Steimke l Bei der Mitgliederversammlung der Forstbetriebsgemeinschaft (FBG) Kunrau am Dienstag im Steimker Saal gab es zwar überwiegend Positives (siehe obiger Artikel), aber zumindest auch eine negative Angelegenheit zu berichten. "Wir haben in den Wäldern immer mehr Publikumsverkehr", sagte Vorsitzender Gerhard Fiebig. Und das, obwohl eigentlich nur Grundeigentümer das Recht hätten, sich dort aufzuhalten. Doch einige Jugendliche scheint diese Gesetzeslage nicht zu stören. Im Gegenteil. "Es wird mit Quads und Motocross-Maschinen herumgefahren", hat Gerhard Fiebig beobachtet. Dies sei eigentlich schon schlimm genug, weil dadurch eventuell Neuanpflanzungen zu Schaden kommen könnten. Doch nun habe es obendrein zwei Fälle von Vandalismus gegeben, wenngleich diese nicht zweifelsfrei den Kradfahrern zuzurechnen seien.

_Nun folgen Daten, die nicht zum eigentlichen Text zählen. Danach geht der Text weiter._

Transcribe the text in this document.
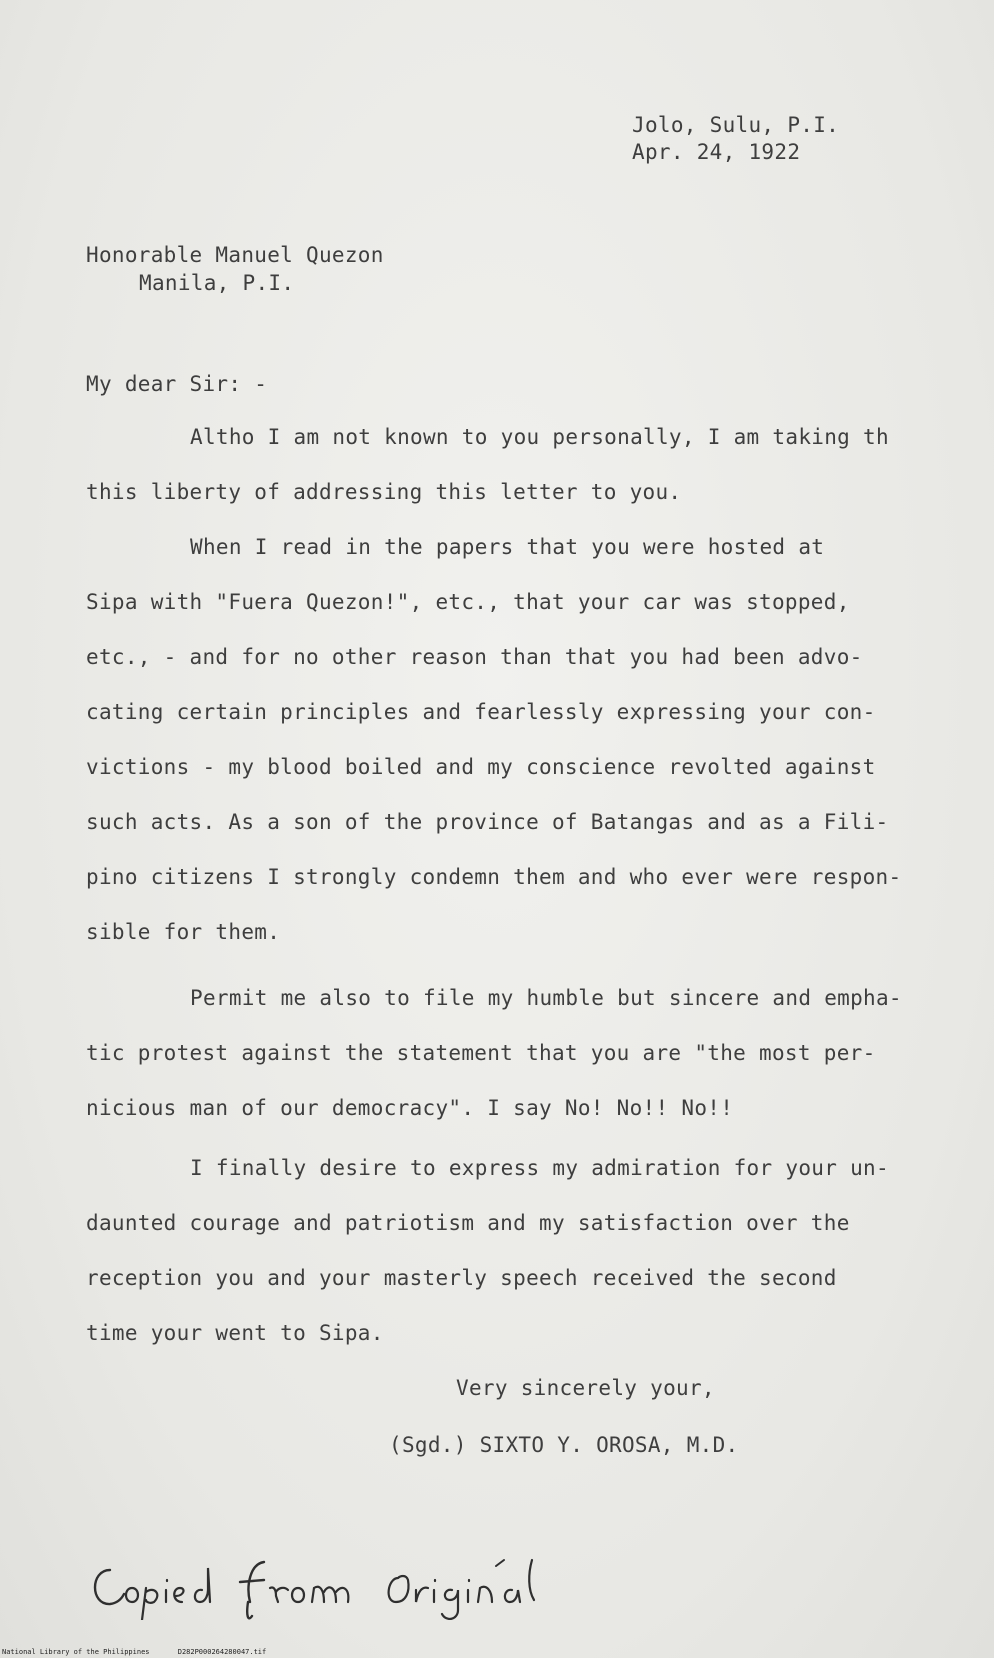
Jolo, Sulu, P.I.
Apr. 24, 1922
Honorable Manuel Quezon
Manila, P.I.
My dear Sir: -
Altho I am not known to you personally, I am taking th
this liberty of addressing this letter to you.
When I read in the papers that you were hosted at
Sipa with "Fuera Quezon!", etc., that your car was stopped,
etc., - and for no other reason than that you had been advo-
cating certain principles and fearlessly expressing your con-
victions - my blood boiled and my conscience revolted against
such acts. As a son of the province of Batangas and as a Fili-
pino citizens I strongly condemn them and who ever were respon-
sible for them.
Permit me also to file my humble but sincere and empha-
tic protest against the statement that you are "the most per-
nicious man of our democracy". I say No! No!! No!!
I finally desire to express my admiration for your un-
daunted courage and patriotism and my satisfaction over the
reception you and your masterly speech received the second
time your went to Sipa.
Very sincerely your,
(Sgd.) SIXTO Y. OROSA, M.D.
National Library of the Philippines	D282P000264280047.tif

Betroffen ist beide Male Chris Jürgens aus Steimke. Er ist nunmehr seit 16 Jahren Jäger und seit gut zehn Jahren auch Jagdpächter in Steimke. Das Revier umfasst etwa 1700 Hektar. "Aber sowas habe ich noch nie erlebt", schilderte er im Gespräch mit der Volksstimme. So ist dem Waidmann vor etwa drei Wochen im Bereich des Kunrauer-Heidauer Weges ein Hochsitz auf die Seite gekippt und demoliert worden. Auf der Fläche vor dieser Kanzel hatte er Stangen aufgestellt, samt Beutel mit Vergrämungsmittel gegen das Schwarzwild, das im angrenzenden Roggenfeld sein Unwesen treibt. "Die Stangen wurden in einen Senfschlag geschmissen", erzählte Chris Jürgens, der eine solche Zerstörungswut weder verstehen, noch nachvollziehen kann.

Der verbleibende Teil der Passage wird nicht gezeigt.